Les bouquins du mardi – Lauriane Pipoz
Dans son premier roman, Un bonheur que je ne souhaite à personne, Samuel Le Bihan nous parle de l’autisme à travers le personnage de Laura. Cette femme est mère de deux enfants, dont un petit garçon autiste. S’étant refusée à le placer en hôpital psychiatrique, elle est la fondatrice d’une structure accompagnant les enfants autistes dans leur différence.

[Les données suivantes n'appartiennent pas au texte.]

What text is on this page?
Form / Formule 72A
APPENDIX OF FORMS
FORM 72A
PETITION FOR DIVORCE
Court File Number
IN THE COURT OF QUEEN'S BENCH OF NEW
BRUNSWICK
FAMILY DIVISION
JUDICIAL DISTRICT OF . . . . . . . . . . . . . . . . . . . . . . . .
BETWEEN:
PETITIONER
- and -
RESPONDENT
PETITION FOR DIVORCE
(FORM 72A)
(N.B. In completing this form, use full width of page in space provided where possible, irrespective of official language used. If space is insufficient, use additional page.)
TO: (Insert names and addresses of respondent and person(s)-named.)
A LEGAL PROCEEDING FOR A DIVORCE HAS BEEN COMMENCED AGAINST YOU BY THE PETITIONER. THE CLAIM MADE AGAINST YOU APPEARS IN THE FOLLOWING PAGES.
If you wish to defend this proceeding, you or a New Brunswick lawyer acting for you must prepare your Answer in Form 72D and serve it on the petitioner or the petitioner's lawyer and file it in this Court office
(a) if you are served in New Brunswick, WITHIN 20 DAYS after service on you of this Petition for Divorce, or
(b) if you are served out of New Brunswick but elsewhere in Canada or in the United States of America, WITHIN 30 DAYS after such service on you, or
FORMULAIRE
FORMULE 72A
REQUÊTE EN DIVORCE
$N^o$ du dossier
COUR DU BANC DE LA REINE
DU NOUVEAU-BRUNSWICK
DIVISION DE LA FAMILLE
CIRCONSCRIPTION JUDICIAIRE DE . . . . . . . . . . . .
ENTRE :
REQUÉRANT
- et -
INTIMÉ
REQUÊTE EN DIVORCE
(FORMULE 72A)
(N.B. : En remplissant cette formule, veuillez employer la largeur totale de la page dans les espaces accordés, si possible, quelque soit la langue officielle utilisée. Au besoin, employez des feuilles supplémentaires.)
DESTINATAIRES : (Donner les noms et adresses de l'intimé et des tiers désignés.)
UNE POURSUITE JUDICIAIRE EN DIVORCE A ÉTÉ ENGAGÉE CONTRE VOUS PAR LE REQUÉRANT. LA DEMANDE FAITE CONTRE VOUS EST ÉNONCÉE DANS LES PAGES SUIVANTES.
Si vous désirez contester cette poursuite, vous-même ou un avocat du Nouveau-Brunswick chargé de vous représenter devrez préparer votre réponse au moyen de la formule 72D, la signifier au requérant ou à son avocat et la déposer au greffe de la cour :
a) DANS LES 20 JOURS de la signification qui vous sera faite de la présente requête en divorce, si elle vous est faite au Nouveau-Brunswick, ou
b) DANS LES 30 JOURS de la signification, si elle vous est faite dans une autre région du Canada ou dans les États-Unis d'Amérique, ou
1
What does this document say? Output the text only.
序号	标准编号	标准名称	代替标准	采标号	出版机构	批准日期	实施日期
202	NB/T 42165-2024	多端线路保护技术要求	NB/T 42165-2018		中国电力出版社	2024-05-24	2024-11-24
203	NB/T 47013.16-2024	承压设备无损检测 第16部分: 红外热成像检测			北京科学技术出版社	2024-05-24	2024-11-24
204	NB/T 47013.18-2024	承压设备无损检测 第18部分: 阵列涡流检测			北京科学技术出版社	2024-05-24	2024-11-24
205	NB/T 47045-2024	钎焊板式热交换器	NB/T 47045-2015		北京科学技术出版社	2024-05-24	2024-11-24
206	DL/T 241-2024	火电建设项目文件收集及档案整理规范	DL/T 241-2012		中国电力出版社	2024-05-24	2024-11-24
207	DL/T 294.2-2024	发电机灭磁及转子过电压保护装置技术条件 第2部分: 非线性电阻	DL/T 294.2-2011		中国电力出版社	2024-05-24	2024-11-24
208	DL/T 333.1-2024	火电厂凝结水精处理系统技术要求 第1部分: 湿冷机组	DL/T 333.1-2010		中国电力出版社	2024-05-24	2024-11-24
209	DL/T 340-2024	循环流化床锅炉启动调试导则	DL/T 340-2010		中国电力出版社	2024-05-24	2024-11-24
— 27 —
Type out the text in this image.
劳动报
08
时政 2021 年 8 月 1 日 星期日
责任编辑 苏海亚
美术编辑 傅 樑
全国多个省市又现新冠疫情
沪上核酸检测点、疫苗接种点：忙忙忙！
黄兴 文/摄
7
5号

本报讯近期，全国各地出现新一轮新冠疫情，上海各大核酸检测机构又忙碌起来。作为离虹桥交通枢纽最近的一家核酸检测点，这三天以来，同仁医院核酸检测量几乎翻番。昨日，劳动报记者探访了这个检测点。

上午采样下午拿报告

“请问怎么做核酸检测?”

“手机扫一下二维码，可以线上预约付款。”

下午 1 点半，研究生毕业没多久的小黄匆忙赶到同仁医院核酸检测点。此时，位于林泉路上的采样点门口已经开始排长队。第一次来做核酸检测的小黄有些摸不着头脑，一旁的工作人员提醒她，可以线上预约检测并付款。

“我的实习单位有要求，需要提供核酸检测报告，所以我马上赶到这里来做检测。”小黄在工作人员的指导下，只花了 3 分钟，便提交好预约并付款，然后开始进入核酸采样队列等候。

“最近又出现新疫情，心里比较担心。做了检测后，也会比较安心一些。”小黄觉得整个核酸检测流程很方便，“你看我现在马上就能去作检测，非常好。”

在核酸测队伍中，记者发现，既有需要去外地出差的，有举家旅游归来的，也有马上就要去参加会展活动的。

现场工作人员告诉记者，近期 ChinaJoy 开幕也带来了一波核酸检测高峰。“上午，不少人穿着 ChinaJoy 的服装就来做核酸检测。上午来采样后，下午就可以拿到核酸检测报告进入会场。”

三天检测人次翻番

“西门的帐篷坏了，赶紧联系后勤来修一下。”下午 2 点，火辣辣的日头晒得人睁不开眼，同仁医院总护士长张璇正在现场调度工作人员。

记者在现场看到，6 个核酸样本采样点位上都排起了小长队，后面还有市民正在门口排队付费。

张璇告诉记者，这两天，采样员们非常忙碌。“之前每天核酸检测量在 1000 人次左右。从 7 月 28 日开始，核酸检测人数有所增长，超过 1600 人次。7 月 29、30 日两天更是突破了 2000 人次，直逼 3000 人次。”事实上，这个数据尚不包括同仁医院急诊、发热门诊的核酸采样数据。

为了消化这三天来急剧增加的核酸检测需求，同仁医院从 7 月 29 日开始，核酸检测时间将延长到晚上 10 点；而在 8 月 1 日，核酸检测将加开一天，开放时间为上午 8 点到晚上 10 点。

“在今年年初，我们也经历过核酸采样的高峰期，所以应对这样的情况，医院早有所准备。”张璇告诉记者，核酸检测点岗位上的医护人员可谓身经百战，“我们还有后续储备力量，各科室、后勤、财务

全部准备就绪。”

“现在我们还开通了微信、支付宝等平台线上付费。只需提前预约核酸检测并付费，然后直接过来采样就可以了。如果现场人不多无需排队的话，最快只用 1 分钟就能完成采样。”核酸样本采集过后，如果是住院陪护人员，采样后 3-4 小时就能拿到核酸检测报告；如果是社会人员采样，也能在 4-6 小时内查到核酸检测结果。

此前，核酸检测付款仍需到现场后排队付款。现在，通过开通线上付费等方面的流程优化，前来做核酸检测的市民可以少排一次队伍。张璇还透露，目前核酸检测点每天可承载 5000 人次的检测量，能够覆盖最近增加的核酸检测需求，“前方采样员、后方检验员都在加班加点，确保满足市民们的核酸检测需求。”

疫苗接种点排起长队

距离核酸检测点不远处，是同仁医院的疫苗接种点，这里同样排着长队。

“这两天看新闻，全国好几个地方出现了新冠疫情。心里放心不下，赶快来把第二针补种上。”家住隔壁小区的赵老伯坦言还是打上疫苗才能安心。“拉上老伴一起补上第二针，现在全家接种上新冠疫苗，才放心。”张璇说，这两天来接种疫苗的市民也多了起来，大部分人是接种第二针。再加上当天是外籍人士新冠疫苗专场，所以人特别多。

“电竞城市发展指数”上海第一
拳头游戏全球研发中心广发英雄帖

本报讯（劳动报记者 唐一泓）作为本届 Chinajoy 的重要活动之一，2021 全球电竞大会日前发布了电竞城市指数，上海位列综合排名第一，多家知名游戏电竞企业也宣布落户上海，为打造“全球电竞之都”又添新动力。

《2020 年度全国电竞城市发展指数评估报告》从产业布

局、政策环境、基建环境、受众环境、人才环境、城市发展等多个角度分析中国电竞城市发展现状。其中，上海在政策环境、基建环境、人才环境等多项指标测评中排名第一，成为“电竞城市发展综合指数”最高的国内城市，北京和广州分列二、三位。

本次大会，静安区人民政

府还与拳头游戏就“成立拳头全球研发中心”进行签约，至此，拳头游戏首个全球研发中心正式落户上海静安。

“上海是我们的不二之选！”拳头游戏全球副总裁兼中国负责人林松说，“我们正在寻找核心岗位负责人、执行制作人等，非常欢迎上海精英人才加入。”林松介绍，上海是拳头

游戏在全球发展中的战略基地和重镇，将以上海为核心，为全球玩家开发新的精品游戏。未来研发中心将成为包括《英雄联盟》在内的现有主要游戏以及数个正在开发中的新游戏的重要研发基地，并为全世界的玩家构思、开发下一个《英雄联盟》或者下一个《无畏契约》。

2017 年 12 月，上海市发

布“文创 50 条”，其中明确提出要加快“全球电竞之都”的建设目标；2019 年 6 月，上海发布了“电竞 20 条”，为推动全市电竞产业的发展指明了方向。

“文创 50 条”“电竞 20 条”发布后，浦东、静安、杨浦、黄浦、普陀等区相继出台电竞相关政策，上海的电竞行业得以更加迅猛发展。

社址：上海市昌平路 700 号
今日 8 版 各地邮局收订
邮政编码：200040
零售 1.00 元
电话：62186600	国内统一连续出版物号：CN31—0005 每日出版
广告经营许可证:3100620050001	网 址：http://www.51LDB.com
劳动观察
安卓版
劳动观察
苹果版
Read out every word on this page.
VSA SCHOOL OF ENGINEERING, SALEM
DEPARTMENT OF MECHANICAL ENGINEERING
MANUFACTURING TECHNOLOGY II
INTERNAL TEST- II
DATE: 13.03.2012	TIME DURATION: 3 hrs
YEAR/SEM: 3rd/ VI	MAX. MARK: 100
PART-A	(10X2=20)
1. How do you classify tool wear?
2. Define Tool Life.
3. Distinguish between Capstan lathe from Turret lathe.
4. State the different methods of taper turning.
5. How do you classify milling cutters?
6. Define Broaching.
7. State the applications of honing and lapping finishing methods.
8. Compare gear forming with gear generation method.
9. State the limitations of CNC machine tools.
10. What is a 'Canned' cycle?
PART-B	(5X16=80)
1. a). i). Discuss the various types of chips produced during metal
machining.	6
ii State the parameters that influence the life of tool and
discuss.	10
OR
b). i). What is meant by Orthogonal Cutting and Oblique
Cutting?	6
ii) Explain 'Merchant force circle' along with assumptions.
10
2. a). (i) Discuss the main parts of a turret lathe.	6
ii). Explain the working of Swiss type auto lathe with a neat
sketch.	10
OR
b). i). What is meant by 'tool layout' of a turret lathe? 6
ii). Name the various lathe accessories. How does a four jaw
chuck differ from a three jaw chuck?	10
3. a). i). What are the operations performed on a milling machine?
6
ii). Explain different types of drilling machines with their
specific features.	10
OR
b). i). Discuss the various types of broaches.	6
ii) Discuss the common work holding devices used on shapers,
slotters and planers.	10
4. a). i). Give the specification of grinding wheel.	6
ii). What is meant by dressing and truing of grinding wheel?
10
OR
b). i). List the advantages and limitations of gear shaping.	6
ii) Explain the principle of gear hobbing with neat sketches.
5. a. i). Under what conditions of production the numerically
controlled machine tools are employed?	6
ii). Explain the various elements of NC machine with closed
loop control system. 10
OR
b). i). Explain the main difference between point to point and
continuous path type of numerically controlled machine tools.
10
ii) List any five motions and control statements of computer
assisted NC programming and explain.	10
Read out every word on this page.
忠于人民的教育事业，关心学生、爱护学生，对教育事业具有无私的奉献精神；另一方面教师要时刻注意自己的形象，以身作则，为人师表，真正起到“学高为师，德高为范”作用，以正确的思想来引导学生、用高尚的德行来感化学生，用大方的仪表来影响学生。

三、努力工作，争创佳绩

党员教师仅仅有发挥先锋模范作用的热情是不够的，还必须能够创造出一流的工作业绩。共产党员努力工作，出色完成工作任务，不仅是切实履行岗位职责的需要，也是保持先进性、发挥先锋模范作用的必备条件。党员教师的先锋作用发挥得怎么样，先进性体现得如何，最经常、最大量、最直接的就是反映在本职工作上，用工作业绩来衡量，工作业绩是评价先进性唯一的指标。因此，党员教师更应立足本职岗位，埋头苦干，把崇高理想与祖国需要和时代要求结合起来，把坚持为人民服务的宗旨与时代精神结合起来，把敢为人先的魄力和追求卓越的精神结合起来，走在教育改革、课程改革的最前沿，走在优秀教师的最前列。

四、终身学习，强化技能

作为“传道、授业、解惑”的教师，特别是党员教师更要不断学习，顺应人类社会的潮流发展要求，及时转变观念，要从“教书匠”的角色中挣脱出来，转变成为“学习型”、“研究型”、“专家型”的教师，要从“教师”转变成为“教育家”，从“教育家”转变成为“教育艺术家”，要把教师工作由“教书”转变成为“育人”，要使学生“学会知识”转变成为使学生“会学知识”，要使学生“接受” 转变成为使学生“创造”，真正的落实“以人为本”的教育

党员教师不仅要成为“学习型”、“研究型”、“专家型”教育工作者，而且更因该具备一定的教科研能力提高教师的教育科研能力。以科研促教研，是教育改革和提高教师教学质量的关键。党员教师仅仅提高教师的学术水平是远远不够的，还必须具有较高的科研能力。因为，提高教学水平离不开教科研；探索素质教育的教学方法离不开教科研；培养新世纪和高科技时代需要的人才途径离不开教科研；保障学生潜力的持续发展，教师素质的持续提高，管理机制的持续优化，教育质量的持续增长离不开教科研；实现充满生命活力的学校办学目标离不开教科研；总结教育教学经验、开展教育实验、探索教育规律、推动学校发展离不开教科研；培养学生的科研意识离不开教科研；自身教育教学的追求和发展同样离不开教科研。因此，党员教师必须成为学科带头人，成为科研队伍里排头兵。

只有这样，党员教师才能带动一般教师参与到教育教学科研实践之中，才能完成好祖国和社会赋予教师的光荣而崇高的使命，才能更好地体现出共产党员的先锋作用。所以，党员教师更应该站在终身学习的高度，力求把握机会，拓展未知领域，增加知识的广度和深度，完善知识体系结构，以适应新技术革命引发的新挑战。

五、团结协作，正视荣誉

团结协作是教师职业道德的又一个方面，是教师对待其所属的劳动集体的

Les parents d’enfants autistes doivent faire face à de nombreux challenges auxquels nous ne pensons pas forcément. Après l’annonce du diagnostic, il s’agit de tenir le coup face aux accès de colère, au manque de sensibilité des autres, aux défis administratifs particulièrement nombreux en France. Et sans fléchir: l’autisme n’autorise pas le doute. La moindre insécurité ou le plus petit imprévu peut provoquer un état d’angoisse qui risque de se matérialiser en crise.
Un parcours semé d’embûches
«Au printemps, nous avons néanmoins dû tout reprendre à zéro ou presque: remonter des dossiers, passer devant la médecine scolaire et les psychologues pour prouver qu’il pouvait non seulement passer dans la classe supérieure mais en plus rester scolarisé. Ce ne sera peut-être pas toujours le cas… Rien n’est jamais acquis, encore moins pour César.»
C’est ce que raconte l’histoire de Laura. C’est le point de vue d’une femme dédiant toute son énergie à créer pour son enfant un environnement qui lui permette de faire des progrès. Elle en oublie malheureusement parfois les autres personnes qui l’entourent, et souvent elle-même.
Touchant un sujet si sensible, ce livre n’est bien sûr pas qu’une simple fiction. Il fallait probablement côtoyer cette réalité pour pouvoir l’écrire aussi bien. Par son personnage principal, Samuel Le Bihan nous transmet son expérience de père d’une enfant autiste, tout comme celle de nombreux parents en France. Pour modeler Laura, il s’est appuyé sur son expérience, mais également sur les parcours de mères extrêmement dévouées autour de lui. Ces dernières doivent lutter pour se faire entendre dans ce pays où ce handicap est mal compris et donc mal pris en charge.
Des descriptions sensibles
Pendant ces 247 pages, nous vivons avec le personnage principal toutes ses victoires et échecs. L’auteur nous permet un accès privilégié aux pensées de Laura grâce au récit à la première personne du singulier. On peut alors très facilement s’identifier à cette maman dépassée qui tente de faire le maximum pour son enfant tout en jonglant avec la structure qu’elle a créée, l’éducation de son premier fils, son travail et son bien-être.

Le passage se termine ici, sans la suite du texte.